Flexible organic photodetectors
Flexible organic photodetectors (OPDs) have a huge potential for applications in low-cost imaging, health monitoring and near infrared sensing. (Image: Christian Körner)
Organic photodetectors (OPDs) have a huge potential for applications in low-cost imaging, health monitoring and near infrared sensing. Yet, before industrially realizing these applications, the performance of these devices still needs to be improved.
Recent research on organic photodetectors based on donor-acceptor systems has resulted in narrow-band, flexible and biocompatible devices, of which the best reach external photovoltaic quantum efficiencies of close to 100%. However, the high noise in the off state produced by these devices limits their specific detectivity, severely reducing the performance, for example measuring faint light.

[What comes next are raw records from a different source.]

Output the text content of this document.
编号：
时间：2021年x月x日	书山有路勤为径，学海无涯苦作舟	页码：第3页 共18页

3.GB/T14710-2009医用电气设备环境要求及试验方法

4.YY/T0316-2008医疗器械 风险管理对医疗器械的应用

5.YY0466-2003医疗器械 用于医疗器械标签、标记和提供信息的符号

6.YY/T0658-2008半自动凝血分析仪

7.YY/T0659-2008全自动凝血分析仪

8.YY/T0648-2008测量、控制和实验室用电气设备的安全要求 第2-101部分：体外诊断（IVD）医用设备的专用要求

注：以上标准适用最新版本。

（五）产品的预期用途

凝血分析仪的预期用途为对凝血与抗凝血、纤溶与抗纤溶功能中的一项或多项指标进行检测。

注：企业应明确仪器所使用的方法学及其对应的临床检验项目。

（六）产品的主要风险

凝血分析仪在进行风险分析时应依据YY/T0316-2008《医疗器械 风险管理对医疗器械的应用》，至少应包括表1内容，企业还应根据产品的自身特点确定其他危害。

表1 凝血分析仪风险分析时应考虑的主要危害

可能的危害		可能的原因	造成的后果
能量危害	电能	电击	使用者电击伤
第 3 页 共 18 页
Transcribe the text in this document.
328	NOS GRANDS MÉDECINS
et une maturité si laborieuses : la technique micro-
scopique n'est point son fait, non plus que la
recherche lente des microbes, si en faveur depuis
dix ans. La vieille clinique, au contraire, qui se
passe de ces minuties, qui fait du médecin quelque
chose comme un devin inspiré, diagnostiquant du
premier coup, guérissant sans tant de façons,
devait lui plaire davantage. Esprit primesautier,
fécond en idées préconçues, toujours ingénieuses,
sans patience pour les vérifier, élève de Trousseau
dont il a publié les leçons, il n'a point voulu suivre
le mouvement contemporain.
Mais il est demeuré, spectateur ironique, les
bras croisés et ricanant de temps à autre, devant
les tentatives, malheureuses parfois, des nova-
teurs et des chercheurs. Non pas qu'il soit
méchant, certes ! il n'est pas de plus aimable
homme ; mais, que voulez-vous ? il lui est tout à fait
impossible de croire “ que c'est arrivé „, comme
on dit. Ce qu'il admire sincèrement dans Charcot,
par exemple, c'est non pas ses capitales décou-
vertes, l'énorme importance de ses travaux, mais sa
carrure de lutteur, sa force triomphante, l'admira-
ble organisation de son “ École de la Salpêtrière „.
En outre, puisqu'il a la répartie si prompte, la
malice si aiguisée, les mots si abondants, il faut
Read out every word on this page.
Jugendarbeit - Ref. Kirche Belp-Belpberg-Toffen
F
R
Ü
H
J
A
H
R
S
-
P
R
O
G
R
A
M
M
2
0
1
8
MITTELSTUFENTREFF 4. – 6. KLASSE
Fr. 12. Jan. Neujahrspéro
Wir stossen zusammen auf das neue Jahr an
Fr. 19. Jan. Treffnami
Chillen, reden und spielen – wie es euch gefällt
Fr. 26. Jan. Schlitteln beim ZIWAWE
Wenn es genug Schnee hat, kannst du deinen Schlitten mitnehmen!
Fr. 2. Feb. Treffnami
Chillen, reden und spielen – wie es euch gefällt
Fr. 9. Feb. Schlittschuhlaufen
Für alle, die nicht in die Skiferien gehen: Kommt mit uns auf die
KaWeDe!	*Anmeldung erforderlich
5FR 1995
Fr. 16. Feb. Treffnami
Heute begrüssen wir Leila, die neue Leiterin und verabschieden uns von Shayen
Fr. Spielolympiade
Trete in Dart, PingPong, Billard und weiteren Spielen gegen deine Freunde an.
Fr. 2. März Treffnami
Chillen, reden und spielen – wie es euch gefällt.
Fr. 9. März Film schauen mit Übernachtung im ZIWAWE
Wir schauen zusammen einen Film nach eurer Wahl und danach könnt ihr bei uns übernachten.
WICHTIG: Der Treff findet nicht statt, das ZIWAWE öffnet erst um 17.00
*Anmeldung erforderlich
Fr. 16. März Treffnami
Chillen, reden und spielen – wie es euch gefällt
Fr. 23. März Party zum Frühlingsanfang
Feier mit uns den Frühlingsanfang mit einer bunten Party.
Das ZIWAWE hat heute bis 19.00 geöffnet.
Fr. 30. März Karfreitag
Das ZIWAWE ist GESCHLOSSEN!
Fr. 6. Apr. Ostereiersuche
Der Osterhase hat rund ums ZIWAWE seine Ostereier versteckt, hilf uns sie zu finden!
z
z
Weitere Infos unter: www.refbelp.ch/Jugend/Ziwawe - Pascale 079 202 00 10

Jonas Kublitski and his colleagues at the Dresden Integrated Center for Applied Physics and Photonic Materials (IAPP) and the Institute of Applied Physics (IAP) at TU Dresden now found out that the high noise in the off state is a consequence of unwanted trap states distributed near the mid-gap of organic semiconductors. By measuring the amount of traps, the physicists draw a direct correlation between the characteristics of the trap states and the off state of OPDs.
modelling the dark current of donor-acceptor systems
By modelling the dark current of several donor-acceptor systems, Mr. Kublitski reveals the interplay between traps and charge-transfer states as the source of dark current and shows that traps dominate the generation processes in the dark. (Image: Jonas Kublitski)
Building on these results, Mr. Kublitski was able to draw a model depicting this relation: “By modelling the dark current of several donor-acceptor systems, we reveal the interplay between traps and charge-transfer states as a source of dark current and show that traps dominate the generation processes, thus being the main limiting factor of OPD detectivity.
The newly discovered relation does only clarify the operation of OPDs but gives guidance for further research in the field. This work is a result of four years of research during my Ph.D. I am very happy to share these results, as they can refocus the attention of our field into understanding the origin of the limited performance of OPDs, which was so far unknown.”